I felt, personally, that there was no role, that I should play, to accede to this system further, and decided, that further education was only possible at a place there was no such prejudice on where you were born into. Sure, I could afford traveling abroad to study, and sure, my parent's were'nt the poorest of the poor, but it shames me to see, other very smart people, being left in the dirt, simply because, they were'nt of the right class. One of my cousins, for example, cleared well over 99 percentile on both engineering and medical entrance exams after high school, and still could not get into the top three medical colleges in the state, simply because he was'nt of the right birth.


Super-smart, ( or super-rich) people do not feel this pinch, among the un-reserved classes, but the poor, and insufficiently educated lot, are certainly decimated by the system. People like me, who could afford to get out of the system, do so... And considering the opportunities vis-a-vis money and potential elsewhere, why is it then at all surprising, that there is so much brain drain?

Something must be done to rectify the situation, before the politicians in India accuse the smart people of bailing out.

India V Bangladesh, WC '07

India won!! Not!

For the first time in history, I feel like giving up on cricket...Losing, is all too common for India, but losing to B'desh, and that too in such a wimpy fashion, deserves a blog entry, nay, a whack-in-the-butt...The high and mighty attitude Team India carries is all too evident...They lost to Zimbabwe similarly in the 1999 World Cup, sealing their fate then ( though Zim were a better team then, and that result had a probability of say 20% ).
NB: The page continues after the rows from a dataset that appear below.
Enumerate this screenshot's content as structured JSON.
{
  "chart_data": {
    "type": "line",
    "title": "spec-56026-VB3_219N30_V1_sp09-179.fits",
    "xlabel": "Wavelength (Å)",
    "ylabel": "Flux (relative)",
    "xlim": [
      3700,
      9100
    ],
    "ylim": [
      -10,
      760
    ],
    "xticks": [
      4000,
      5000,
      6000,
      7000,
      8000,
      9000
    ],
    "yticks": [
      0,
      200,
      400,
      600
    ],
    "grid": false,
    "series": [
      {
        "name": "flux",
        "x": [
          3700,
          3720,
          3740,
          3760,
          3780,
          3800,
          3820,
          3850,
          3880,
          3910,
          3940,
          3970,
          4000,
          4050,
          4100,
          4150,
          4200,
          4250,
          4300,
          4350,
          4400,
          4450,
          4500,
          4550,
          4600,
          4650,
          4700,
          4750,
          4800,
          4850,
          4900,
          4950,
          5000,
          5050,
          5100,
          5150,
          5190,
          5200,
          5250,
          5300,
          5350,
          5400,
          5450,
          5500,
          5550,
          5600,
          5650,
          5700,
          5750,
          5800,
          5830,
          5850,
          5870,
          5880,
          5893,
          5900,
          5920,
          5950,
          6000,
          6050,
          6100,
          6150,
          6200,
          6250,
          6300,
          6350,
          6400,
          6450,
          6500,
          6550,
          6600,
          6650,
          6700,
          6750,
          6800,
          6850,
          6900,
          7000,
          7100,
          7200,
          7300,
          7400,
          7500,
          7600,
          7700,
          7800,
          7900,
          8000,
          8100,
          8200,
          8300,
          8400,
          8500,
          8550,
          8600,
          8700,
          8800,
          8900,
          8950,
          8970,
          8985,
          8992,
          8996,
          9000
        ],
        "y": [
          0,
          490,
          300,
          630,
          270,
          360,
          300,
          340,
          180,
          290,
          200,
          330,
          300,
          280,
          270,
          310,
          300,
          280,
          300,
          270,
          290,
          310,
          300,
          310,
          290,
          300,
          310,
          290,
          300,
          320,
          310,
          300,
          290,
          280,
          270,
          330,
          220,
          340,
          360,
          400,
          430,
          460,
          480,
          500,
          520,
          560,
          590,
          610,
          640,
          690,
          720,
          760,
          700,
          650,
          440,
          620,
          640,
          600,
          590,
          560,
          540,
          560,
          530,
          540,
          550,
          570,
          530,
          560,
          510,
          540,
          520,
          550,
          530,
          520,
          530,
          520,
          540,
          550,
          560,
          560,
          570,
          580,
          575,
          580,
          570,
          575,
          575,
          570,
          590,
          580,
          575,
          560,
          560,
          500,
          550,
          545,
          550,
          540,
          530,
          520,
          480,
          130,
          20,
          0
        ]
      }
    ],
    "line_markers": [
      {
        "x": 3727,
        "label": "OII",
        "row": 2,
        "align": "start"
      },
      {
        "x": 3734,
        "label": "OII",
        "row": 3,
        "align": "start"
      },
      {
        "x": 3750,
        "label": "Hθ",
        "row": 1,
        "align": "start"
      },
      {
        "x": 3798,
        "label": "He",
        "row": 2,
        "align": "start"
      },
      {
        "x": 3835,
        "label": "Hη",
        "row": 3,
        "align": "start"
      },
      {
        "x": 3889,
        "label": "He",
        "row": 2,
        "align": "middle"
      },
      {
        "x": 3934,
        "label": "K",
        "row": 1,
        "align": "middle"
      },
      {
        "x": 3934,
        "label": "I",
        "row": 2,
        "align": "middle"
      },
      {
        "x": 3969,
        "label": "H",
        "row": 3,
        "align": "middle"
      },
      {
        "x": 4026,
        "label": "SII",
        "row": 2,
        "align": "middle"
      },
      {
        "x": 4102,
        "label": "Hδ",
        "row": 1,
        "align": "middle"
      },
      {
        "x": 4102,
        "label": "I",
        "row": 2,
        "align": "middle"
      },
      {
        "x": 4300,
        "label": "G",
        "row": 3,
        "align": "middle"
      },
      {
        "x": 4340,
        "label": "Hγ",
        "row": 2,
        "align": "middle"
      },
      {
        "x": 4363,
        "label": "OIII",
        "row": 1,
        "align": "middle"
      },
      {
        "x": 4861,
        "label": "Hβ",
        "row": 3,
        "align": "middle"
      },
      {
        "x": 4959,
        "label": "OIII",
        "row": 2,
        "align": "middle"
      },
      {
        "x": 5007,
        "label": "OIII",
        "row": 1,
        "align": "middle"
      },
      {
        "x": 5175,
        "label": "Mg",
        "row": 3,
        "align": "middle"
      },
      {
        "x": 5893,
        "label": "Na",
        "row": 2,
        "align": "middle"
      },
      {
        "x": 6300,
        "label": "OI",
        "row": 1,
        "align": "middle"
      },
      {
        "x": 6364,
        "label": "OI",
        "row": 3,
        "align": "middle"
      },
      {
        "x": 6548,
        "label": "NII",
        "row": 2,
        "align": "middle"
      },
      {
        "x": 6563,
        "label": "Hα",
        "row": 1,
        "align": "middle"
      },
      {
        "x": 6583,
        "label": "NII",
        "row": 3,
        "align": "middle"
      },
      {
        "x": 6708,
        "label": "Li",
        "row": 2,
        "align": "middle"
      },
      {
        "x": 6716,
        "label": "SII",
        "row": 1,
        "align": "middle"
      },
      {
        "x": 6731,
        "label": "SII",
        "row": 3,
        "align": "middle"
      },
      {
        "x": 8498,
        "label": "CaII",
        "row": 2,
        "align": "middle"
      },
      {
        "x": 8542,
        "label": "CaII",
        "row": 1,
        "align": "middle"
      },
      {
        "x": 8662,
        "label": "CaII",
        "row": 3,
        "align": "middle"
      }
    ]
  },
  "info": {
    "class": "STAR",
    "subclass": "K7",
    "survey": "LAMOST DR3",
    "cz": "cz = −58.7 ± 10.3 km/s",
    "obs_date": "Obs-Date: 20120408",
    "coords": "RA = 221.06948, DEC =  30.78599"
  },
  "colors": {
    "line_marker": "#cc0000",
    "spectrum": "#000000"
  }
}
There seems to be a deep-rooted mentality amongst general cricket-watchers and cricketers alike to over-rate or under-rate India, based on current performance...Think of it this way, of the 30-odd matches India played against B'desh, India never lost...Probability finally caught up with it...lol.

Thursday, March 15, 2007

Totally unremarkable spring break

Hi,

After much deliberation, me and a bunch of friends decided to go someplace. Well, in our rather extreme stupor, we decided to head to Dallas. Almost immediately, thanks mainly to Google, we discovered that there was practically nothing to see for a tourist at Dallas. But considering group politics and our total lethargy in planning anything else we settled for Dallas.

An early morning ( at about 1PM ) trip to Enterprise gave us a car, and the trip there was rather easy. We stayed at the DaysInn Plano, and went the next day to the Dallas Arboretum. That gave us a rather neat view of Dallas downtown, with its picturesque highrises and so on. Nothing out of the ordinary, except for seeing about a million flowers, all of whose genetic classification I have forgotten by now.

A rather uneventful trip to the Natural Science Exhibits ensued at Fairpark. Saw some really weird dead bodies enbalmed, preserved, and internal organs dyed and displayed in totally unorthodox positions. The term 'rigor mortis' kept popping into my head, as for some reason, the relative positions of the different 'specimens' was rather strange. We also saw a bunch of other things there, but nothing remarkable. Apparently one can donate one's body to this rather irreverant exhibition, though I have no clue why anyone would do that.

Sure, there were a number of other things to do, but we decided not to do them, for inexplicable reasons. Our drive back was far more eventful and lively, thanks to the torrential rainfall that accompanied us all the way from Waco(enroute) to Austin.